Мы пели священные гимны о том, что пребывает вовеки, что продолжает жить в тысячах видоизменений, о том, что было, и есть, и будет[33], о неразлучаемости духов, ибо они есть единое искони и во веки веков, как бы ни разделяла их ночь и облака, — и все мы испытывали восторг при мысли об этом родстве и бессмертии.
Все во мне вдруг переменилось. «Пусть пройдет то, что проходит, — воскликнул я, обращаясь к моим воодушевленным спутникам, — оно проходит, чтобы возвратиться, оно старится, чтобы вновь стать молодым, оно разлучается, чтобы соединиться более глубоко, умирает, чтобы ожить еще более живым».
«Так должны пройти, — отозвался после недолгого молчания тиниот, — предчувствия детства, чтобы возродиться истиной в уме взрослого мужа. Так оцветают прекрасные мирты[34] юности мира, поэзия Гомера и его времени, пророчества и откровения, но зародыш, таившийся в них, обернется по осени спелым плодом. Простота и невинность первых веков умирает, чтобы возвратиться в совершенном творении, и святой мир эдема гибнет, чтобы вновь расцвело как завоеванное достояние человечества то, что было лишь даром природы».
«Прекрасно! Прекрасно!» — вскричал Нотара.
«Но совершенное приидет только в дальней стране, — промолвила Мелите, — в стране Встречи и вечной юности. Здесь же остаются лишь сумерки. Но где-то непременно оно воссияет для нас, это священное утро; я с радостью думаю о нем; тогда и мы все обретем друг друга — при великом Соединении всего разлученного».
Мелите была необычайно взволнована. Мы говорили очень мало на возвратном пути. У дома Нотары она протянула мне руку; «прощай, милый Гиперион!» были ее последние слова, и она удалилась.
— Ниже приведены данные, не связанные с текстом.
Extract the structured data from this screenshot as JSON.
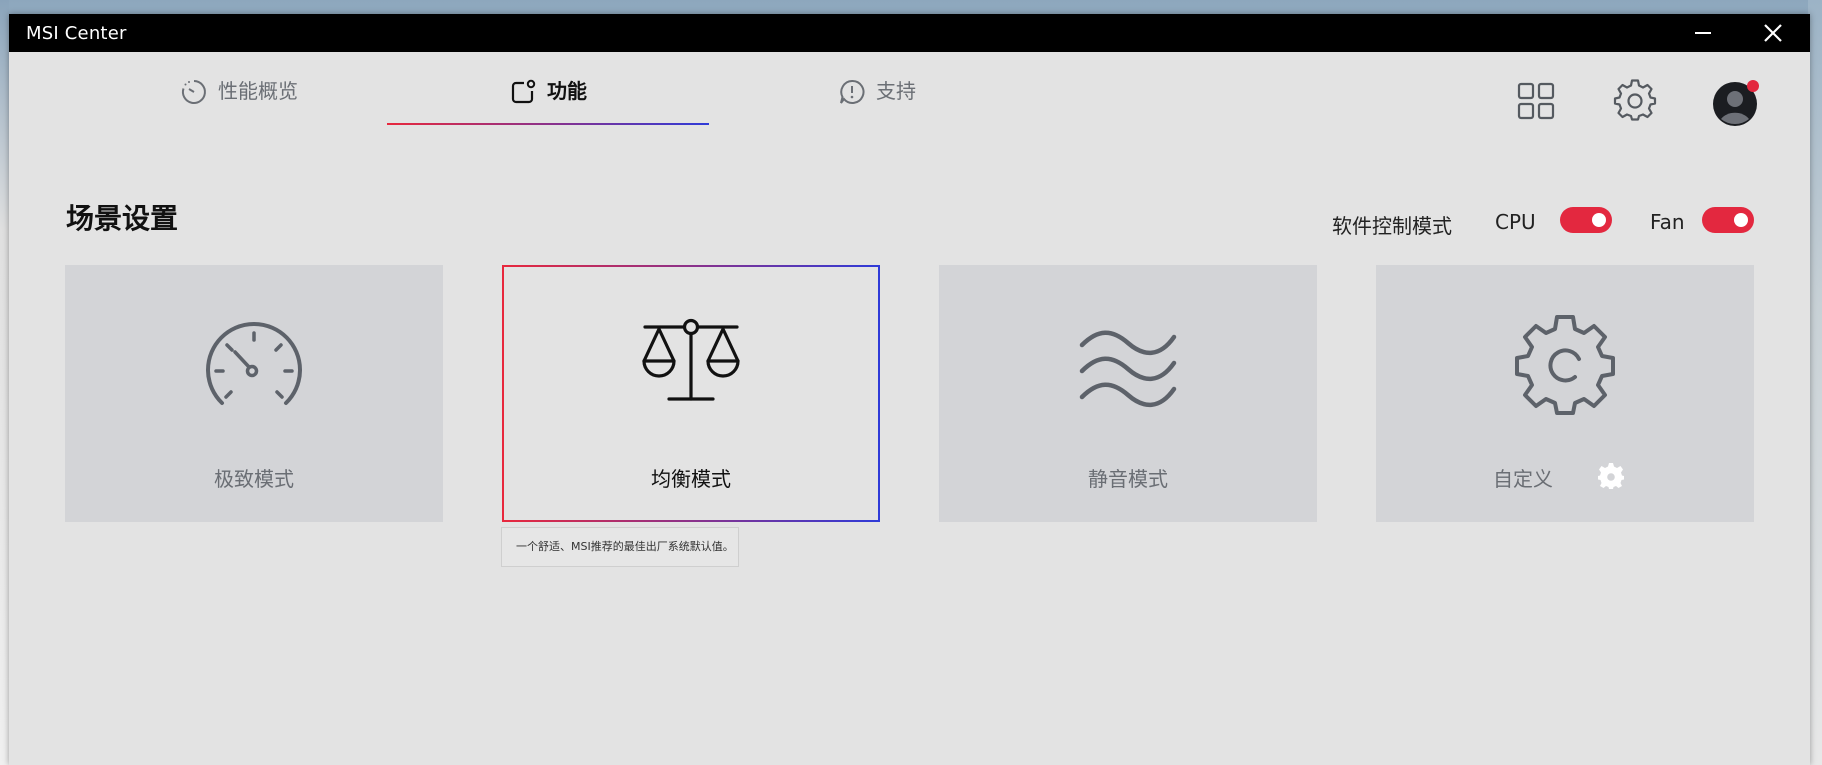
{
  "window": {
    "title": "MSI Center"
  },
  "nav": {
    "tabs": [
      {
        "label": "性能概览",
        "icon": "gauge-clock-icon"
      },
      {
        "label": "功能",
        "icon": "feature-square-icon",
        "active": true
      },
      {
        "label": "支持",
        "icon": "chat-alert-icon"
      }
    ]
  },
  "header_icons": [
    "apps-grid-icon",
    "settings-gear-icon",
    "user-avatar-icon"
  ],
  "section": {
    "title": "场景设置"
  },
  "controls": {
    "mode_label": "软件控制模式",
    "cpu_label": "CPU",
    "fan_label": "Fan",
    "cpu_on": true,
    "fan_on": true
  },
  "scenarios": [
    {
      "label": "极致模式",
      "icon": "speedometer-icon"
    },
    {
      "label": "均衡模式",
      "icon": "balance-scale-icon",
      "selected": true
    },
    {
      "label": "静音模式",
      "icon": "wave-lines-icon"
    },
    {
      "label": "自定义",
      "icon": "custom-gear-icon"
    }
  ],
  "tooltip": {
    "text": "一个舒适、MSI推荐的最佳出厂系统默认值。"
  },
  "colors": {
    "accent_red": "#e3283f",
    "accent_blue": "#2f3bd8",
    "card_bg": "#d3d4d7",
    "window_bg": "#e3e3e3"
  }
}
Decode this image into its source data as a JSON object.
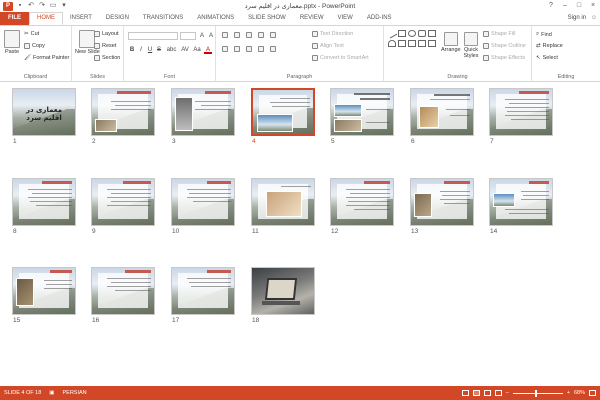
{
  "window": {
    "title": "معماری در اقلیم سرد.pptx - PowerPoint",
    "app_icon": "P",
    "help": "?",
    "controls": [
      "–",
      "□",
      "×"
    ]
  },
  "qat": [
    "save-icon",
    "undo-icon",
    "redo-icon",
    "start-slideshow-icon",
    "customize-icon"
  ],
  "tabs": [
    "FILE",
    "HOME",
    "INSERT",
    "DESIGN",
    "TRANSITIONS",
    "ANIMATIONS",
    "SLIDE SHOW",
    "REVIEW",
    "VIEW",
    "ADD-INS"
  ],
  "active_tab": "HOME",
  "signin": "Sign in",
  "ribbon": {
    "clipboard": {
      "label": "Clipboard",
      "paste": "Paste",
      "cut": "Cut",
      "copy": "Copy",
      "format_painter": "Format Painter"
    },
    "slides": {
      "label": "Slides",
      "new_slide": "New Slide",
      "layout": "Layout",
      "reset": "Reset",
      "section": "Section"
    },
    "font": {
      "label": "Font",
      "size_label": "A",
      "bold": "B",
      "italic": "I",
      "underline": "U",
      "strike": "S",
      "shadow": "abc",
      "spacing": "AV",
      "case": "Aa",
      "color": "A"
    },
    "paragraph": {
      "label": "Paragraph",
      "text_direction": "Text Direction",
      "align_text": "Align Text",
      "convert_smartart": "Convert to SmartArt"
    },
    "drawing": {
      "label": "Drawing",
      "arrange": "Arrange",
      "quick_styles": "Quick Styles",
      "shape_fill": "Shape Fill",
      "shape_outline": "Shape Outline",
      "shape_effects": "Shape Effects"
    },
    "editing": {
      "label": "Editing",
      "find": "Find",
      "replace": "Replace",
      "select": "Select"
    }
  },
  "slides": [
    {
      "num": "1",
      "title": "معماری در اقلیم سرد"
    },
    {
      "num": "2"
    },
    {
      "num": "3"
    },
    {
      "num": "4"
    },
    {
      "num": "5"
    },
    {
      "num": "6"
    },
    {
      "num": "7"
    },
    {
      "num": "8"
    },
    {
      "num": "9"
    },
    {
      "num": "10"
    },
    {
      "num": "11"
    },
    {
      "num": "12"
    },
    {
      "num": "13"
    },
    {
      "num": "14"
    },
    {
      "num": "15"
    },
    {
      "num": "16"
    },
    {
      "num": "17"
    },
    {
      "num": "18"
    }
  ],
  "selected_slide": "4",
  "status": {
    "slide_info": "SLIDE 4 OF 18",
    "language": "PERSIAN",
    "zoom": "68%",
    "zoom_minus": "–",
    "zoom_plus": "+"
  },
  "colors": {
    "accent": "#d24726"
  }
}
Прощай, прощай, Мелите! Я не смею думать о тебе часто. Мне надо остерегаться боли и радости воспоминаний. Я словно больное растение, что не выносит лучей солнца. Прощай и ты, мой Беллармин! Приблизился ли ты за это время немного к святилищу Истины? Если б я мог спокойно искать его, как ты!..
Ах, если б хоть раз побывать мне там, все было бы со мной иначе. Глубоко под нами шумит река забвения, неся и обкатывая обломки, и мы уже не вздыхаем, как если бы стоны тех, кого она увлекает с собой вниз, растворялись в безмолвных высотах Истинного и Вечного.
Кастри у Парнаса[35]
О нынешней моей жизни в другой раз! И о моем путешествии с Адамасом, может быть, в другой раз! Особенно памятна мне ночь перед нашим отъездом, когда мы на берегах древнего Илиона, среди могильников, быть может насыпанных Ахиллу, и Патроклу, и Антилоху[36], и Аяксу Теламону[37], говорили о прошлом и будущем Греции и о многом другом, что исходило из глубин наших душ и в глубины их возвращалось. Сердечное прощание Мелите, сильный дух Адамаса, героические фантазии и мысли, что, подобно звездам в ночи, указывали нам путь из руин и могильников старого мира, тайная сила природы, изливающаяся на нас повсюду, где свет и земля и небо и море вокруг, — все это укрепило меня, и я чувствовал в себе еще какие-то движения, кроме боли моего жаждущего сердца; «Мелите будет радоваться тебе!» — говорил я себе тайно с внутренним удовольствием, и тысяча золотых надежд присоединялась к этой мысли. Потом на меня вновь нападал какой-то странный страх, увижу ли я ее, вернувшись, но я выбросил эту мысль из головы, приписав ее возникновение моей прежней мрачной жизни.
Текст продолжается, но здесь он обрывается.